A quoi sert le Sénat ? Mieux vaut sans doute ne pas poser cette question à l´homme de la rue de crainte d´une réponse incongrue.
Il y a trente-cinq ans, le général de Gaulle s´était proposé de réformer cette assemblée pour y intégrer les « forces vives de la nation ». Le fondateur de la Ve République s´est vu désapprouver par une majorité de Français. Il a aussitôt démissionné. Depuis, aucun chef de l´État n´a osé toucher à cette vénérable institution. L´existence d´une seconde assemblée parlementaire est destinée à empêcher la première d´exercer un pouvoir hégémonique. Le Sénat, c´est la sagesse qui tempère les passions et les humeurs de l´Assemblée nationale.
Mais aujourd´hui, les députés se plaignent d´être réduits à la portion congrue face à un gouvernement qui organise les travaux de l´Assemblée et surtout qui dispose d´une arme « terrible », le fameux article 49/3 lui permettant de faire passer à la hussarde ses projets et même son budget. L´Assemblée est, selon les critiques les plus raisonnables, une chambre d´enregistrement. C´est donc au Sénat que revient en principe le pouvoir de s´opposer au gouvernement.
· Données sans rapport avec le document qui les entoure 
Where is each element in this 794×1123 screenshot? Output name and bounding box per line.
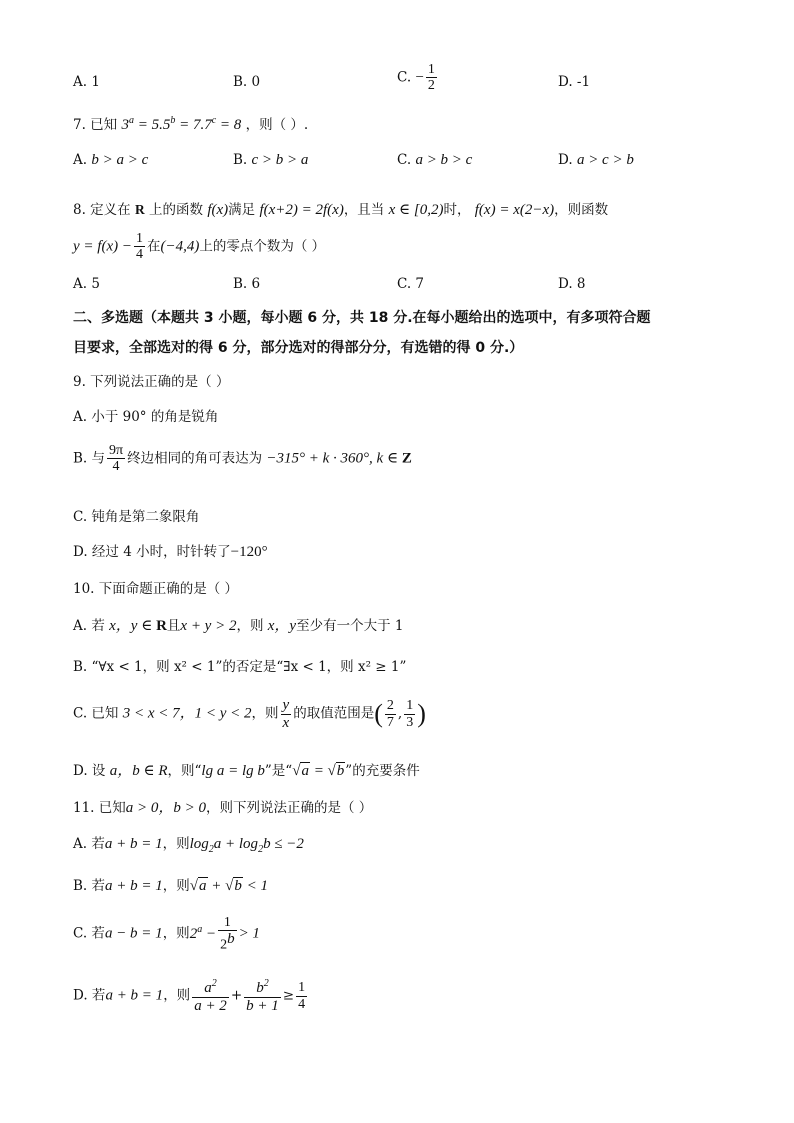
q7-option-b[interactable]: B. c > b > a xyxy=(233,152,309,168)
q8-stem-line1: 8. 定义在 R 上的函数 f(x)满足 f(x+2) = 2f(x)，且当 x ∈ [0,2)时， f(x) = x(2−x)，则函数 xyxy=(73,202,609,218)
q10-option-d[interactable]: D. 设 a，b ∈ R，则“lg a = lg b”是“√a = √b”的充要条件 xyxy=(73,763,420,779)
q8-option-d[interactable]: D. 8 xyxy=(558,276,586,292)
q9-option-d[interactable]: D. 经过 4 小时，时针转了−120° xyxy=(73,544,268,560)
q7-option-a[interactable]: A. b > a > c xyxy=(73,152,149,168)
q7-option-c[interactable]: C. a > b > c xyxy=(397,152,473,168)
q6-option-c[interactable]: C. − $\frac{1}{2}$ xyxy=(397,62,435,94)
q8-option-c[interactable]: C. 7 xyxy=(397,276,425,292)
q11-stem: 11. 已知a > 0，b > 0，则下列说法正确的是（ ） xyxy=(73,800,373,816)
q11-option-c[interactable]: C. 若a − b = 1，则$2^a$ − $\frac{1}{2^b}$ > 1 xyxy=(73,915,260,954)
q7-option-d[interactable]: D. a > c > b xyxy=(558,152,634,168)
q6-option-a[interactable]: A. 1 xyxy=(73,74,100,90)
q6-option-d[interactable]: D. -1 xyxy=(558,74,591,90)
q9-option-a[interactable]: A. 小于 90° 的角是锐角 xyxy=(73,409,219,425)
q11-option-a[interactable]: A. 若a + b = 1，则$\log_2a + \log_2b \le -2$ xyxy=(73,836,304,855)
q8-option-a[interactable]: A. 5 xyxy=(73,276,100,292)
q7-stem: 7. 已知 $3^a = 5.5^b = 7.7^c = 8$ ，则（ ）. xyxy=(73,115,309,133)
q10-option-b[interactable]: B. “∀x < 1，则 x² < 1”的否定是“∃x < 1，则 x² ≥ 1” xyxy=(73,659,407,675)
q9-option-c[interactable]: C. 钝角是第二象限角 xyxy=(73,509,200,525)
section-2-heading-line2: 目要求，全部选对的得 6 分，部分选对的得部分分，有选错的得 0 分.） xyxy=(73,340,524,356)
q10-option-c[interactable]: C. 已知 3 < x < 7，1 < y < 2，则 $\frac{y}{x}$ 的取值范围是( $\frac{2}{7}$ , $\frac{1}{3}$ ) xyxy=(73,697,426,731)
q10-stem: 10. 下面命题正确的是（ ） xyxy=(73,581,239,597)
q6-option-c-label: C. xyxy=(397,69,412,86)
q10-option-a[interactable]: A. 若 x，y ∈ R且x + y > 2，则 x，y至少有一个大于 1 xyxy=(73,618,404,634)
q11-option-d[interactable]: D. 若a + b = 1，则 $\frac{a^2}{a + 2}$ + $\frac{b^2}{b + 1}$ ≥ $\frac{1}{4}$ xyxy=(73,978,306,1014)
q8-stem-line2: y = f(x) − $\frac{1}{4}$ 在(−4,4)上的零点个数为（ ） xyxy=(73,231,326,263)
q8-option-b[interactable]: B. 6 xyxy=(233,276,261,292)
q11-option-b[interactable]: B. 若a + b = 1，则√a + √b < 1 xyxy=(73,878,268,894)
section-2-heading-line1: 二、多选题（本题共 3 小题，每小题 6 分，共 18 分.在每小题给出的选项中，有多项符合题 xyxy=(73,310,651,326)
q6-option-b[interactable]: B. 0 xyxy=(233,74,261,90)
q9-stem: 9. 下列说法正确的是（ ） xyxy=(73,374,230,390)
q9-option-b[interactable]: B. 与 $\frac{9\pi}{4}$ 终边相同的角可表达为 −315° + k · 360°, k ∈ Z xyxy=(73,443,412,475)
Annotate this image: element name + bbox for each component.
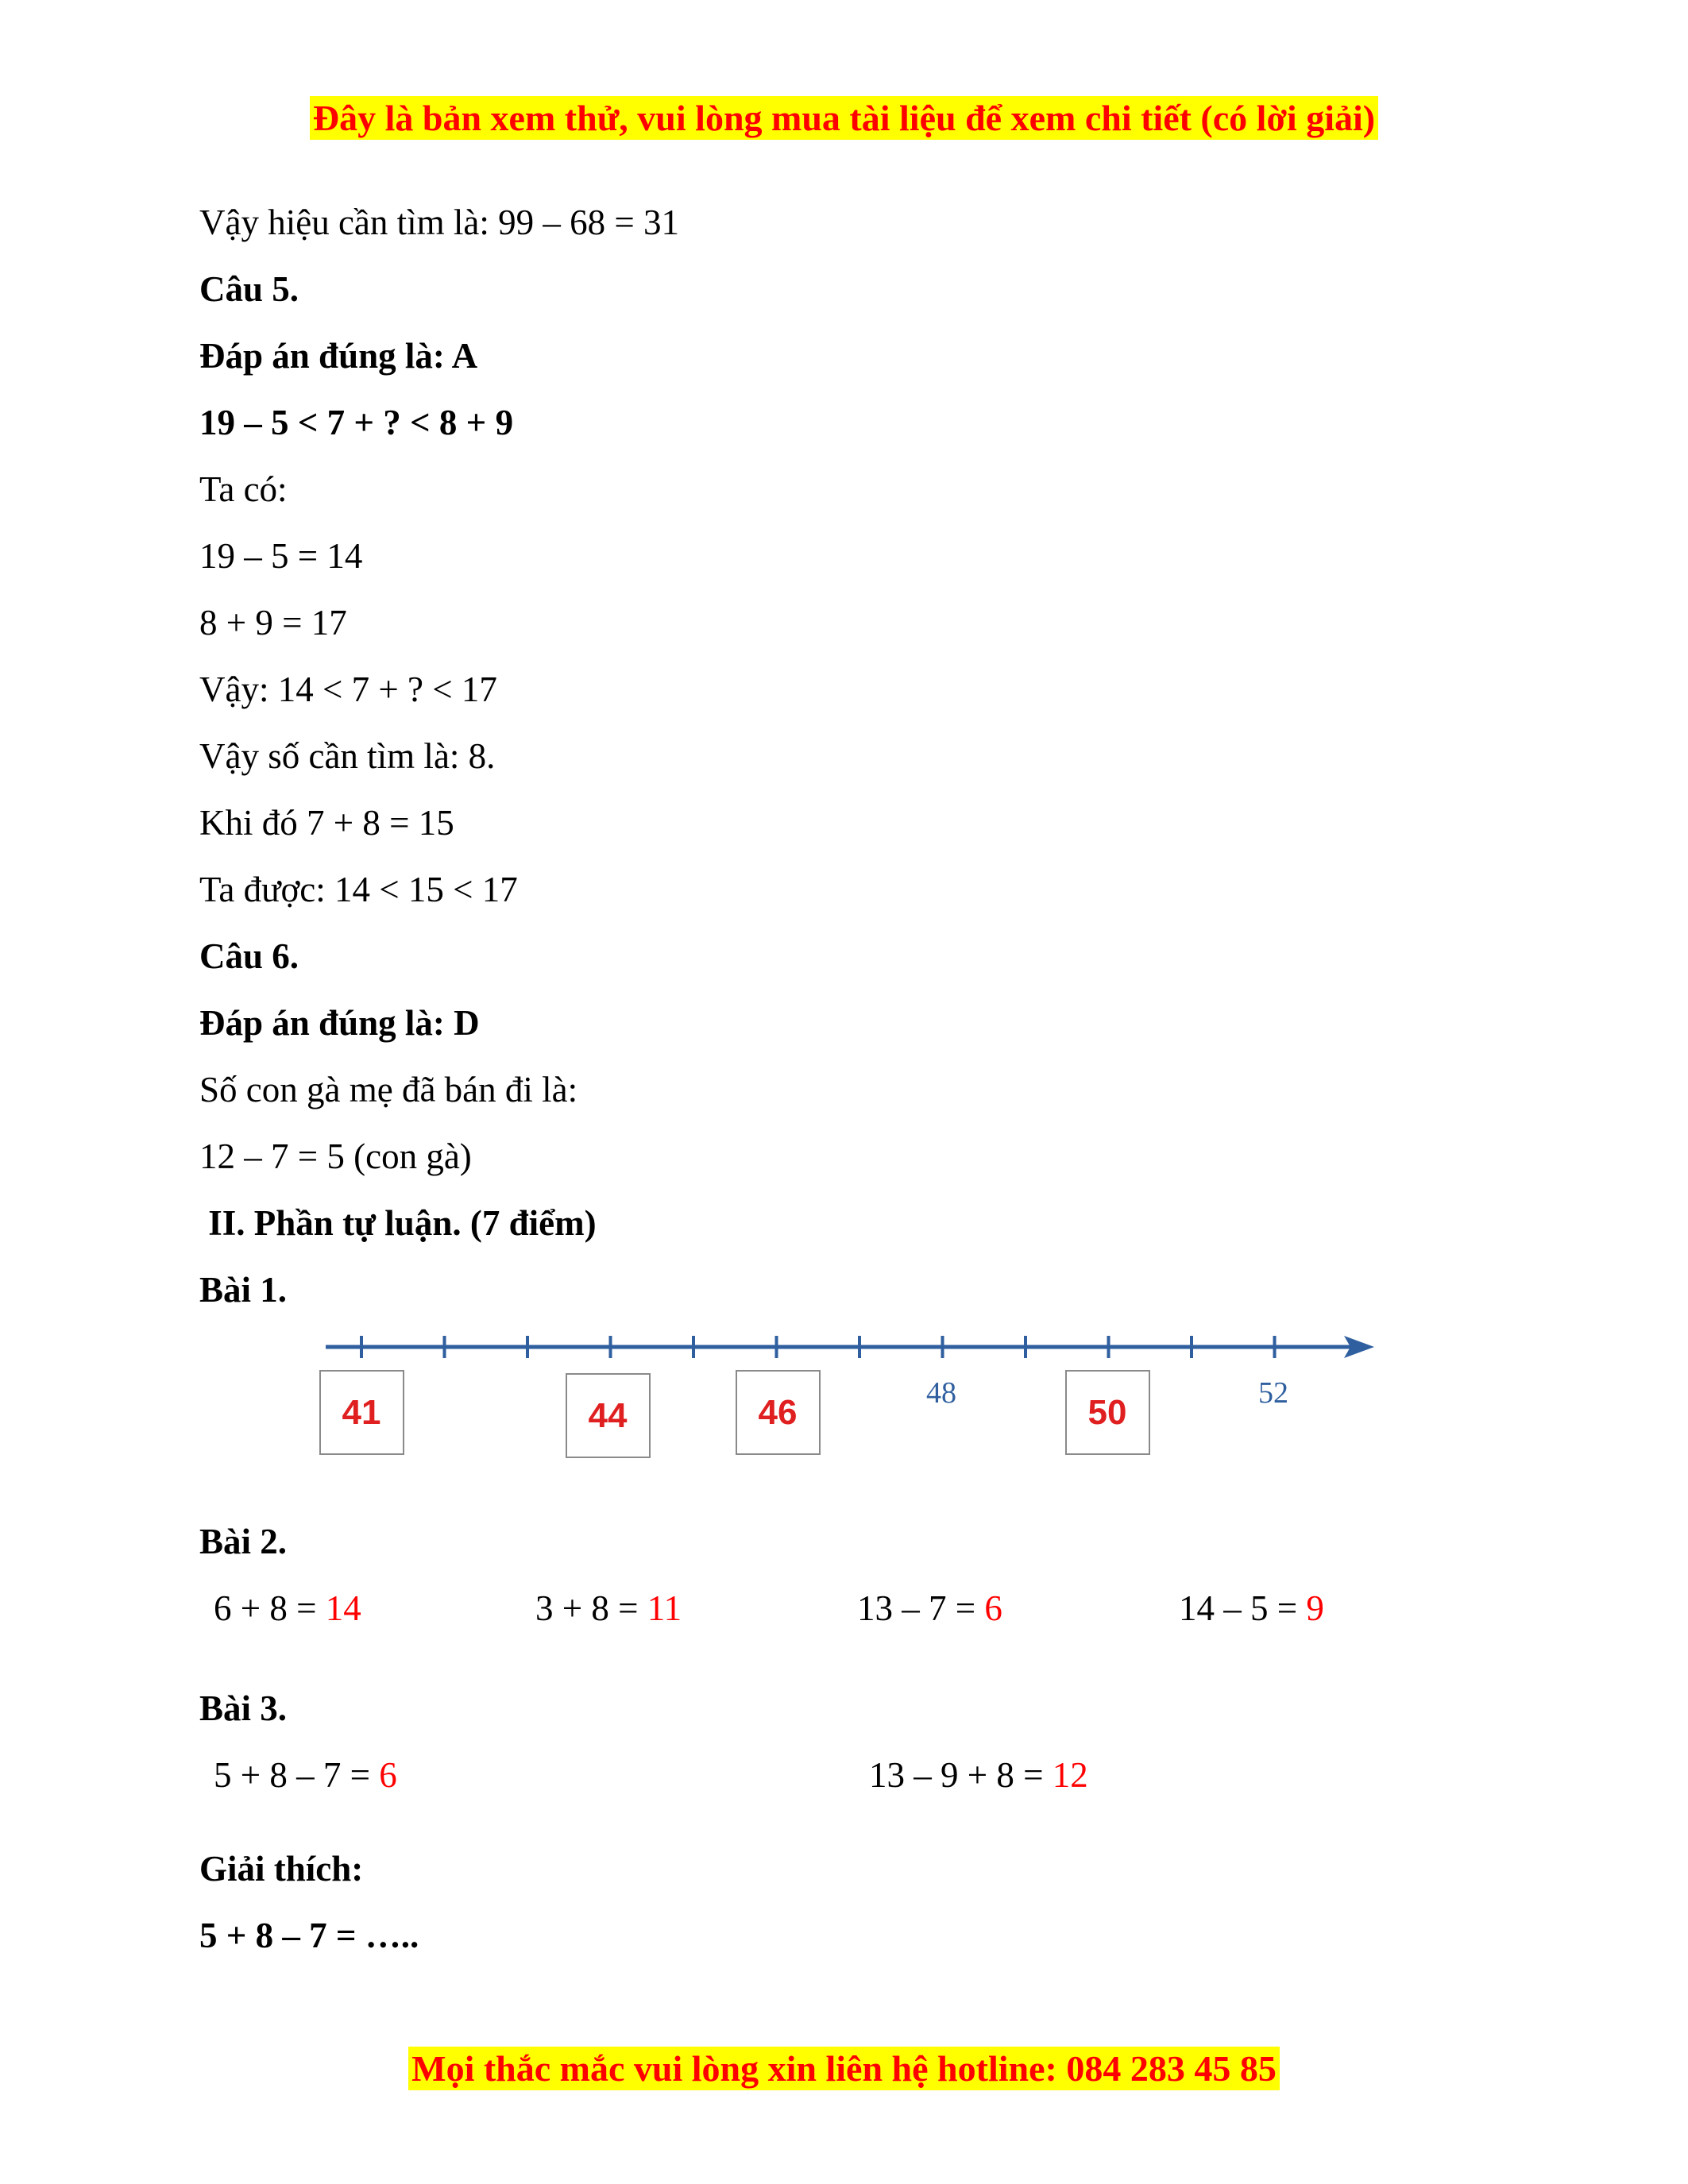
preview-notice-banner [0,97,1688,139]
answer-box [320,1371,404,1454]
answer-key: Đáp án đúng là: D [199,1003,480,1043]
text-line: Ta có: [199,469,288,509]
text-line: Ta được: 14 < 15 < 17 [199,870,518,909]
answer-value: 9 [1306,1588,1324,1628]
expression: 6 + 8 = [214,1588,326,1628]
answer-value: 6 [984,1588,1002,1628]
text-line: Vậy số cần tìm là: 8. [199,736,496,776]
printed-tick-label: 48 [926,1376,956,1410]
answer-value: 14 [325,1588,361,1628]
bai2-item [1165,1584,1486,1632]
text-line: 12 – 7 = 5 (con gà) [199,1136,472,1176]
section-heading: II. Phần tự luận. (7 điểm) [199,1203,597,1243]
expression: 13 – 7 = [857,1588,985,1628]
answer-box-value: 44 [588,1396,628,1435]
exercise-heading: Bài 2. [199,1522,288,1561]
answer-box [566,1374,650,1457]
question-heading: Câu 5. [199,269,299,309]
bai2-item [843,1584,1165,1632]
answer-box-value: 46 [758,1393,798,1432]
answer-value: 12 [1052,1755,1088,1795]
answer-box [736,1371,820,1454]
expression: 14 – 5 = [1179,1588,1307,1628]
document-body [199,199,1510,1978]
question-heading: Câu 6. [199,936,299,976]
bai3-item [199,1751,855,1799]
expression: 13 – 9 + 8 = [869,1755,1053,1795]
exercise-heading: Bài 3. [199,1688,288,1728]
text-line: 8 + 9 = 17 [199,603,347,642]
problem-statement: 19 – 5 < 7 + ? < 8 + 9 [199,403,514,442]
exercise-heading: Bài 1. [199,1270,288,1310]
text-line: Vậy hiệu cần tìm là: 99 – 68 = 31 [199,203,680,242]
answer-value: 11 [647,1588,682,1628]
preview-notice-text: Đây là bản xem thử, vui lòng mua tài liệu để xem chi tiết (có lời giải) [310,96,1378,140]
explanation-expression: 5 + 8 – 7 = ….. [199,1916,419,1955]
hotline-text: Mọi thắc mắc vui lòng xin liên hệ hotline: 084 283 45 85 [408,2047,1280,2090]
text-line: Số con gà mẹ đã bán đi là: [199,1070,578,1109]
answer-key: Đáp án đúng là: A [199,336,478,376]
printed-tick-label: 52 [1258,1376,1288,1410]
explanation-heading: Giải thích: [199,1849,364,1889]
bai2-item [521,1584,843,1632]
answer-value: 6 [379,1755,397,1795]
hotline-banner [0,2047,1688,2089]
bai2-item [199,1584,521,1632]
bai3-answers [199,1751,1510,1799]
number-line-figure [310,1325,1382,1476]
answer-box-value: 50 [1087,1393,1127,1432]
bai3-item [855,1751,1510,1799]
expression: 5 + 8 – 7 = [214,1755,380,1795]
expression: 3 + 8 = [535,1588,647,1628]
answer-box-value: 41 [342,1393,381,1432]
text-line: Khi đó 7 + 8 = 15 [199,803,454,843]
text-line: 19 – 5 = 14 [199,536,363,576]
answer-box [1066,1371,1149,1454]
text-line: Vậy: 14 < 7 + ? < 17 [199,669,497,709]
bai2-answers [199,1584,1510,1632]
Il l´exerce un peu lorsque la gauche est « aux affaires », mais pratiquement jamais contre la droite.
Depuis les origines de la Ve République le Sénat, dont les membres sont élus au suffrage indirect par des notables représentant les collectivités territoriales, est à droite. Les élections d´hier, marquées par une légère poussée de la gauche qui gagne huit sièges et par un recul de l´UMP perdant la majorité absolue, n´ont pas modifié cette coloration.
Autre tradition, confirmée hier : le Sénat est un lot de consolation pour les vaincus des législatives. François Mitterrand, battu aux élections générales de 1958 est allé aussitôt siéger au Sénat. Ce sera le cas demain de Robert Hue. Quant à Jean-Pierre Raffarin, les grands électeurs lui ont assuré une promesse de siège pour le jour où il quittera Matignon. A quoi sert le Sénat ? A récompenser les anciens.